Weeds best beware as firms get more precise

Technology, as ever, keeps moving forward. The latest generation Kverneland precision seeders will not just space seed accurately along the row but can line up rows perfectly for reliable mechanical weeding in two directions.

With an individual electric motor drive for each seeder unit on the Kverneland Monopill SE and Optima e-drive, and on the Vicon Unicorn SD, sensors registering the position of each seed cell wheel work with RTK-precision position control to align the seeds perfectly across and down the field.

“This high-tech approach ensures that each plant has optimum growing space,” points out Graham Owen, Kverneland product manager. “It also means in salad, vegetable and other crops such as sugar beet, precision hoeing can be used for weed control both between and within the rows.”

Operators can choose whether to drill in a grid or diamond pattern. The latter provides the most growing space per plant but mechanical weeders would have to work at an angle to headlands. It will also prevent rows overlapping where they meet at an angle, which eliminates seed wastage and makes such areas easier to harvest.

The added equipment for the seed drills and the software required to operate it are part of a package of GPS technologies developed by Kverneland Group engineers to exploit its IsoMatch Tellus universal terminal.

This Isobus-compliant device is unusual in providing two full-size displays – so operational details of a crop sprayer can be shown at the same time as a trace of where the machine has worked. Normally, either two terminals are needed or the operator must toggle between two displays on one device.

Promoted under the iM Farming banner, the new software includes GeoControl, which provides both section control and variable rate control on a crop sprayer, fertiliser spreader or seed drill and job recording for farm management software.

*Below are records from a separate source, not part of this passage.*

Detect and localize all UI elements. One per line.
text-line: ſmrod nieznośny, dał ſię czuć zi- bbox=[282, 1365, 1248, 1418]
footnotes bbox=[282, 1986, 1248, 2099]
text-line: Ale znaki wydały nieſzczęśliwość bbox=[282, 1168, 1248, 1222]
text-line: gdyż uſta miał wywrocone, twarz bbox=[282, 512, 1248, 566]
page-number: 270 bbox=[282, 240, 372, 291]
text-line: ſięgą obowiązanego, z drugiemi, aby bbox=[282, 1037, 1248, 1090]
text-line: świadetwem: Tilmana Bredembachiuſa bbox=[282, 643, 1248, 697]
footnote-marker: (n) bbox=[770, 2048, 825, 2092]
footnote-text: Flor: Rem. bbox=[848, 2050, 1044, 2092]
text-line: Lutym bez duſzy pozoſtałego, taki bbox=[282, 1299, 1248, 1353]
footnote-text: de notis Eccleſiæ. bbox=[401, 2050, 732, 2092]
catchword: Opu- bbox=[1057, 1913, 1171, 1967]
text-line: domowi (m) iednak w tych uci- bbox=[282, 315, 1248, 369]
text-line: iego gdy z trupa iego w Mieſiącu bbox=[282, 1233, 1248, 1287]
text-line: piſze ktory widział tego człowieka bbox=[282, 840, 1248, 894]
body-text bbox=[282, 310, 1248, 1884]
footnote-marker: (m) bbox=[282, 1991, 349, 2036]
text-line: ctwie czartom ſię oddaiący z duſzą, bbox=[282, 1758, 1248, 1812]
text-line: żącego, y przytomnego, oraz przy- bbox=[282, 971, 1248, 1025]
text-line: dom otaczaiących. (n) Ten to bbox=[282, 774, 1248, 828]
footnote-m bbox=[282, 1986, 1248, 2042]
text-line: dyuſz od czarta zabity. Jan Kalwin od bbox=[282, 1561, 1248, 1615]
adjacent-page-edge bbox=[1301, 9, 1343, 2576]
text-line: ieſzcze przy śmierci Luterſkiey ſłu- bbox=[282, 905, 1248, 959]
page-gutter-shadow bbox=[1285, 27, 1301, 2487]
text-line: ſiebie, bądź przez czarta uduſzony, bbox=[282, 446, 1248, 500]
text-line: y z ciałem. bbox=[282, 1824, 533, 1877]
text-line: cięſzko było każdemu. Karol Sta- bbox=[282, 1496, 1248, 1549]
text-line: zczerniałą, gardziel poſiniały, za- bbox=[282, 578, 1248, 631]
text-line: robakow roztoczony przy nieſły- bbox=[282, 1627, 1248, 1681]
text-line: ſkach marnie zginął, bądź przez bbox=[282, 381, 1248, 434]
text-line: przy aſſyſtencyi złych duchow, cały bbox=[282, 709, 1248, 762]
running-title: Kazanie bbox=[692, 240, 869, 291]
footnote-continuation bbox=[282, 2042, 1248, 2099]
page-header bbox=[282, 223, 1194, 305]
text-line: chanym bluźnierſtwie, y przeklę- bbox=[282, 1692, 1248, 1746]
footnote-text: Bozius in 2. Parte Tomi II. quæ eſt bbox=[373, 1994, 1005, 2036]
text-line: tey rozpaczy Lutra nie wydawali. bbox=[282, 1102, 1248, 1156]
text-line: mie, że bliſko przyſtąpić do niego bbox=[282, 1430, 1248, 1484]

Kverneland - iM tech 008The Vicon iXter, iTrack and iKarus crop sprayers are now equipped to take advantage of the section control facility, which can be used to minimise wasteful overlaps where tramlines converge. It also provides accurate on-off switching when approaching and departing a headland.

Apart from the obvious environmental and crop-protection benefits that come from saving the operator having to judge nozzle switching by eye, Kverneland engineers calculate pesticide cost savings of between 5% and 15%, depending on the shape of the field and the type of materials involved.

Auto spreading width control is possible with GeoSpread versions of the Kverneland Exacta TL-ISO and CL-EW fertiliser spinners and their Vicon equivalents, the ROM-EW and ROXL-EDW.

With the addition of electric actuators on the width and rate setting mechanisms, the GeoControl software will again minimise anything beyond the normal double-overlap application.

“Adjusting the spread width in 2m sections is achieved by adjusting the point at which the material is released on to the spreading vanes,” explains Vicon product manager Andrew Bowley. “It automates the mechanism that an operator uses to set the width on a standard spreader.

“An important feature of GeoControl, though, is that it also adjusts the flow to ensure that the correct application rate and pattern is maintained, regardless of changes in the width of spread,” he adds.

By also switching the spreader on and off accurately at headlands, Kverneland reckons users could see 2-10% savings in fertiliser use.

“Another benefit is that these automated systems reduce the operator’s workload and stress, while enabling him to do a more accurate job – and that has to be worthwhile,” suggests Mr Owen.

Unlocking the GeoControl software on an IsoMatch Tellus universal terminal costs £1,995.

Section switching is a standard feature of the Vicon sprayers, while adding this facility to a spreader, precision seeder or large grain air drill (for half-width shut-off) is £675 a time.